Stability-Guided Exploration for Diverse Motion Generation

TL;DR

This work proposes a novel method capable of finding diverse long-horizon manipulations through black-box simulation by combining an RRT-style search with sampling-based MPC, together with a novel sampling scheme that guides the exploration toward stable configurations.

Abstract

Scaling up datasets is highly effective in improving the performance of deep learning models, including in the field of robot learning. However, data collection still proves to be a bottleneck. Approaches relying on collecting human demonstrations are labor-intensive and inherently limited: they tend to be narrow, task-specific, and fail to adequately explore the full space of feasible states. Synthetic data generation could remedy this, but current techniques mostly rely on local trajectory optimization and fail to find diverse solutions. In this work, we propose a novel method capable of finding diverse long-horizon manipulations through black-box simulation. We achieve this by combining an RRT-style search with sampling-based MPC, together with a novel sampling scheme that guides the exploration toward stable configurations. Specifically, we sample from a manifold of stable states while growing a search tree directly through simulation, without restricting the planner to purely stable motions.
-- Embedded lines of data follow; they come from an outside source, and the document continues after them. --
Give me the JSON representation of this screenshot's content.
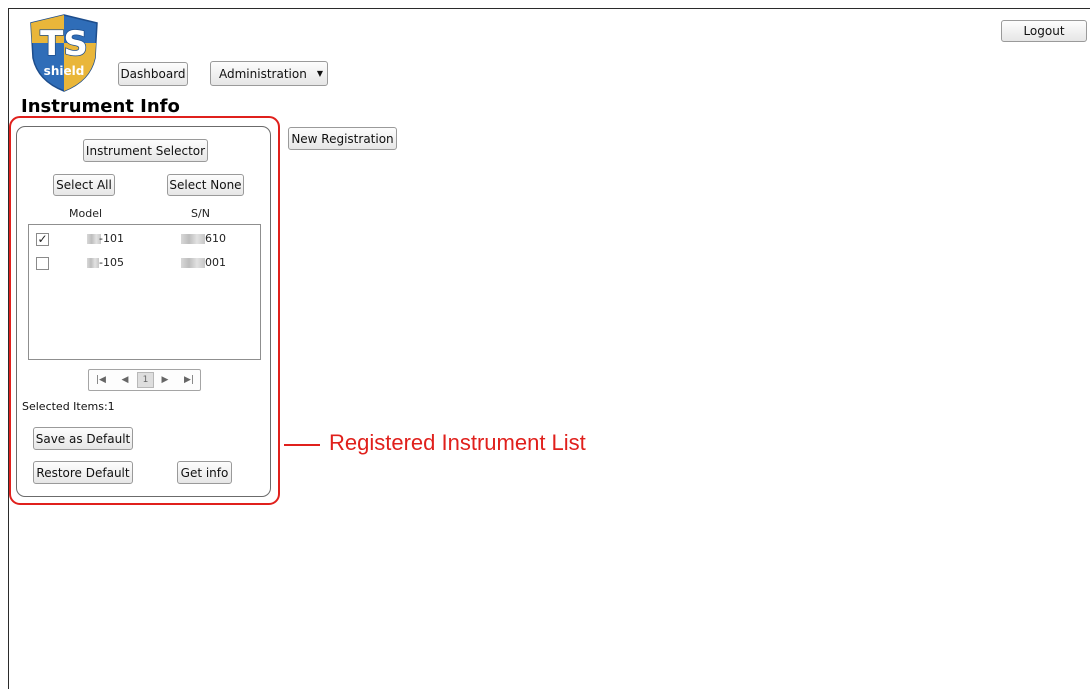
{
  "header": {
    "logo_text": "TS",
    "logo_sub": "shield",
    "logout_label": "Logout",
    "nav": {
      "dashboard_label": "Dashboard",
      "administration_label": "Administration",
      "administration_arrow": "▼"
    }
  },
  "page_title": "Instrument Info",
  "actions": {
    "new_registration_label": "New Registration"
  },
  "instrument_panel": {
    "instrument_selector_label": "Instrument Selector",
    "select_all_label": "Select All",
    "select_none_label": "Select None",
    "columns": {
      "model": "Model",
      "serial": "S/N"
    },
    "rows": [
      {
        "checked": true,
        "model_suffix": "-101",
        "serial_suffix": "610"
      },
      {
        "checked": false,
        "model_suffix": "-105",
        "serial_suffix": "001"
      }
    ],
    "pager": {
      "first": "|◀",
      "prev": "◀",
      "current_page": "1",
      "next": "▶",
      "last": "▶|"
    },
    "selected_items_text": "Selected Items:1",
    "save_default_label": "Save as Default",
    "restore_default_label": "Restore Default",
    "get_info_label": "Get info"
  },
  "annotation": {
    "label": "Registered Instrument List",
    "color": "#e0201c"
  },
  "colors": {
    "logo_blue": "#1e5aa8",
    "logo_gold": "#e9b63a",
    "accent_red": "#e0201c"
  }
}
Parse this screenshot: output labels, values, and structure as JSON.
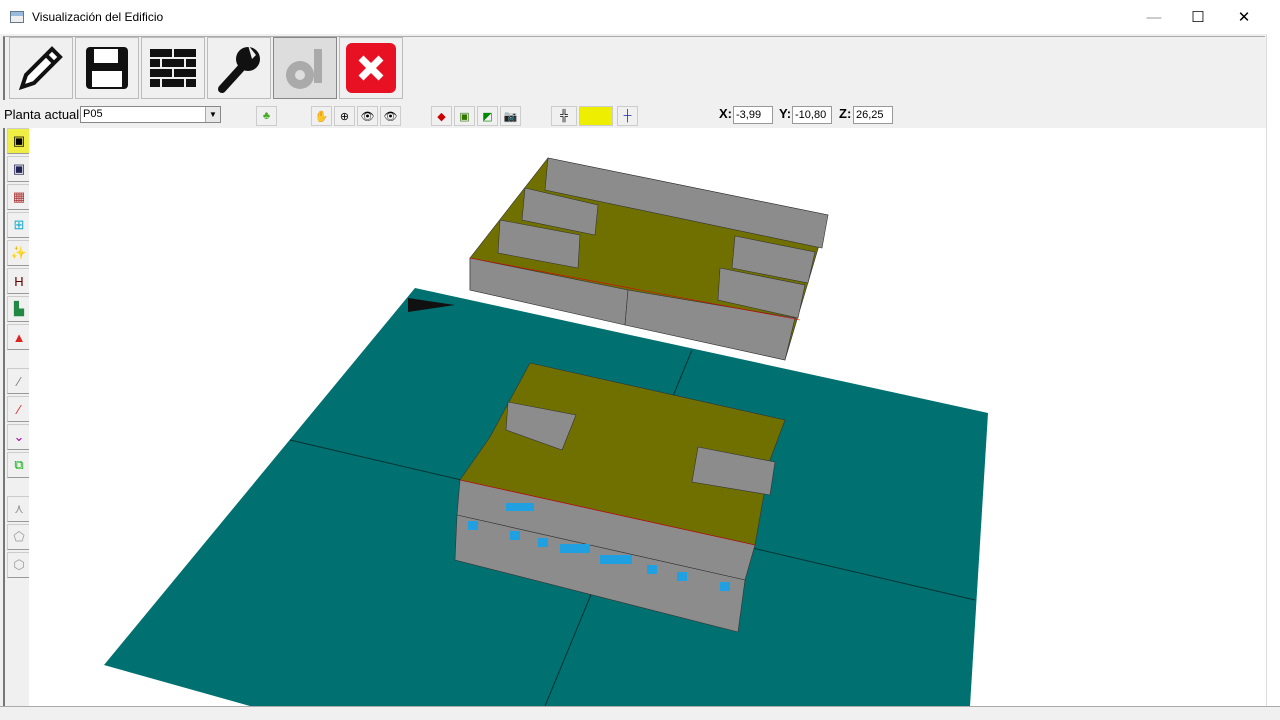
{
  "window": {
    "title": "Visualización del Edificio",
    "minimize": "—",
    "maximize": "☐",
    "close": "✕"
  },
  "toolbar": {
    "buttons": [
      {
        "name": "edit",
        "icon": "pencil-icon"
      },
      {
        "name": "save",
        "icon": "floppy-icon"
      },
      {
        "name": "walls",
        "icon": "brick-icon"
      },
      {
        "name": "settings",
        "icon": "wrench-icon"
      },
      {
        "name": "tools",
        "icon": "tools-icon",
        "pressed": true
      },
      {
        "name": "close",
        "icon": "close-icon",
        "color": "#e81123"
      }
    ]
  },
  "floorbar": {
    "label": "Planta actual",
    "floor": "P05"
  },
  "coords": {
    "x_label": "X:",
    "x": "-3,99",
    "y_label": "Y:",
    "y": "-10,80",
    "z_label": "Z:",
    "z": "26,25"
  },
  "colors": {
    "ground": "#007070",
    "roof": "#707000",
    "wall": "#8c8c8c",
    "window": "#20a0e0"
  }
}
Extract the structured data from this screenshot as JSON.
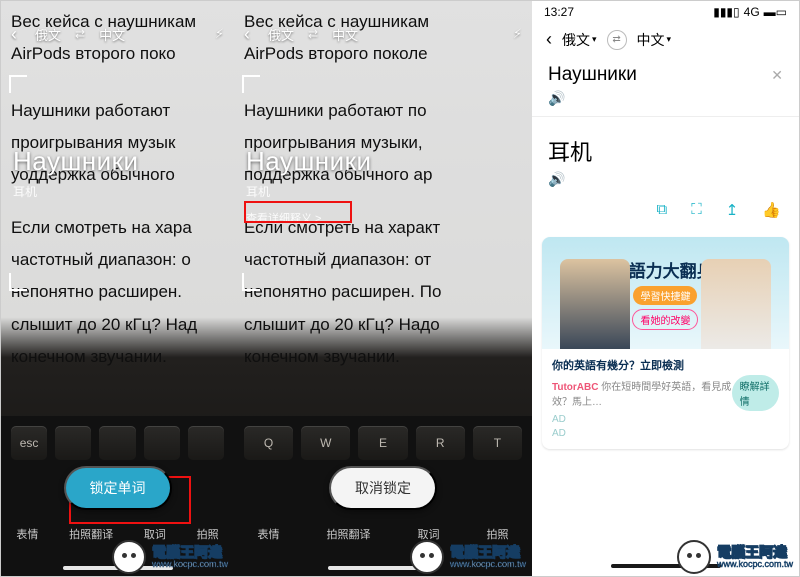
{
  "panel1": {
    "topbar": {
      "src": "俄文",
      "dst": "中文"
    },
    "article": {
      "l1": "Вес кейса с наушникам",
      "l2": "AirPods второго поко",
      "l3": "Наушники работают",
      "l4": "проигрывания музык",
      "l5": "уоддержка обычного",
      "l6": "Если смотреть на хара",
      "l7": "частотный диапазон: о",
      "l8": "непонятно расширен.",
      "l9": "слышит до 20 кГц? Над",
      "l10": "конечном звучании."
    },
    "overlay": {
      "word": "Наушники",
      "translation": "耳机"
    },
    "button": "锁定单词",
    "tabs": {
      "t1": "表情",
      "t2": "拍照翻译",
      "t3": "取词",
      "t4": "拍照"
    },
    "keys": [
      "esc",
      "",
      "",
      "",
      "",
      ""
    ]
  },
  "panel2": {
    "topbar": {
      "src": "俄文",
      "dst": "中文"
    },
    "article": {
      "l1": "Вес кейса с наушникам",
      "l2": "AirPods второго поколе",
      "l3": "Наушники работают по",
      "l4": "проигрывания музыки,",
      "l5": "поддержка обычного ар",
      "l6": "Если смотреть на характ",
      "l7": "частотный диапазон: от",
      "l8": "непонятно расширен. По",
      "l9": "слышит до 20 кГц? Надо",
      "l10": "конечном звучании."
    },
    "overlay": {
      "word": "Наушники",
      "translation": "耳机",
      "detail": "查看详细释义 >"
    },
    "button": "取消锁定",
    "tabs": {
      "t1": "表情",
      "t2": "拍照翻译",
      "t3": "取词",
      "t4": "拍照"
    },
    "keys": [
      "Q",
      "W",
      "E",
      "R",
      "T"
    ]
  },
  "panel3": {
    "status": {
      "time": "13:27",
      "net": "4G"
    },
    "head": {
      "src": "俄文",
      "dst": "中文"
    },
    "source_word": "Наушники",
    "translation": "耳机",
    "ad": {
      "title": "英語力大翻身!",
      "badge1": "學習快捷鍵",
      "badge2": "看她的改變",
      "q": "你的英語有幾分？立即檢測",
      "sub": "你在短時間學好英語，看見成效？馬上…",
      "brand": "TutorABC",
      "label": "AD",
      "cta": "瞭解詳情"
    }
  },
  "watermark": {
    "name": "電腦王阿達",
    "url": "www.kocpc.com.tw"
  }
}
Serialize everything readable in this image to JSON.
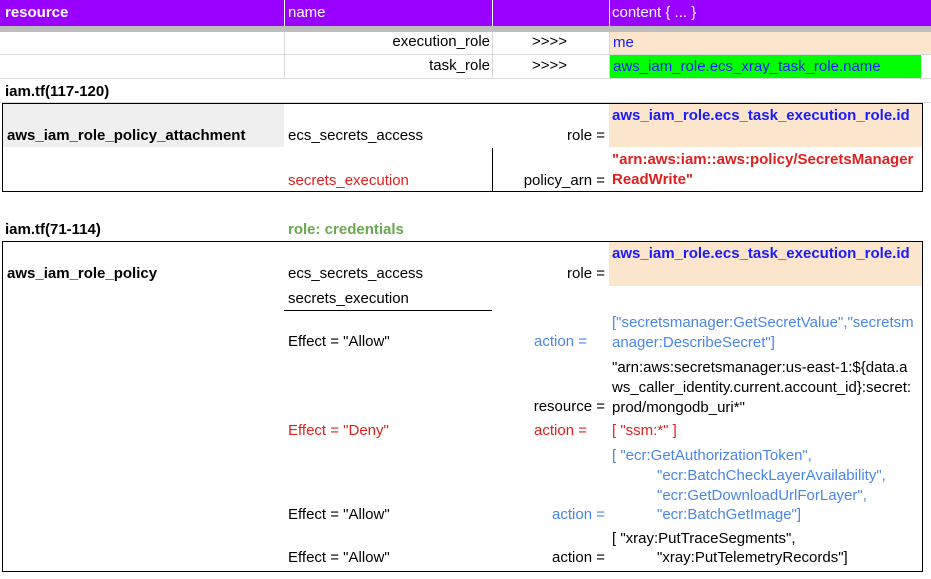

We demonstrate the method's ability to discover diverse manipulation strategies, including pushing, grasping, pivoting, throwing, and tool use, across different robot morphologies, without task-specific guidance.
Paper Structure (18 sections, 2 equations, 5 figures, 2 tables, 1 algorithm)

This paper contains 18 sections, 2 equations, 5 figures, 2 tables, 1 algorithm.

Figures (5)

  • Figure 1: Schematic of the paths found by our method. For each start node (red), we grow a tree guided by the manifold of stable states, but not constrained by it.
  • Figure 2: The four environments used in our experiments. For the first two scenes the blue balls represent robots containing a translational joint in 3D space. The complexity of (a) lies in the high likelihood of landing in local minima, as once the object (orange) falls off the ramp it is impossible to recover. Environment (b) tests how well the algorithm can find diverse paths using two possible robot contact points as well as having a state where the rotation of the object is highly relevant. In (c) the method is tested for the ability of finding paths containing tool use. And environment (d) test the method on a high dimensional space where two robots can cooperate with each other to manipulate an object.
  • Figure 3: Examples of trajectories generated by StaGE. The first trajectory shows diverse manipulations in the PandaHook environment, while the second one demonstrates tool use (pulling the cube with the hook). The third trajectory shows a transfer of the cube from the left panda to the right, by throwing and catching the cube multiple times.
  • Figure 4: Adjacency matrices for trajectories found between a set of 26 stable states for the SpheresRamp environment. Blue indicates no connections were found between two states, the count value on the right refers to the amount of diverse paths found for each pair of stable states.
  • Figure 5: Ablation study comparing different values for the $n$-best actions and $k$-nearest neighbors parameter on the SpheresCube environment for a fixed budged of $2,500$ expansions. We fixed the values for both parameters to $16$ in the rest of our experiments.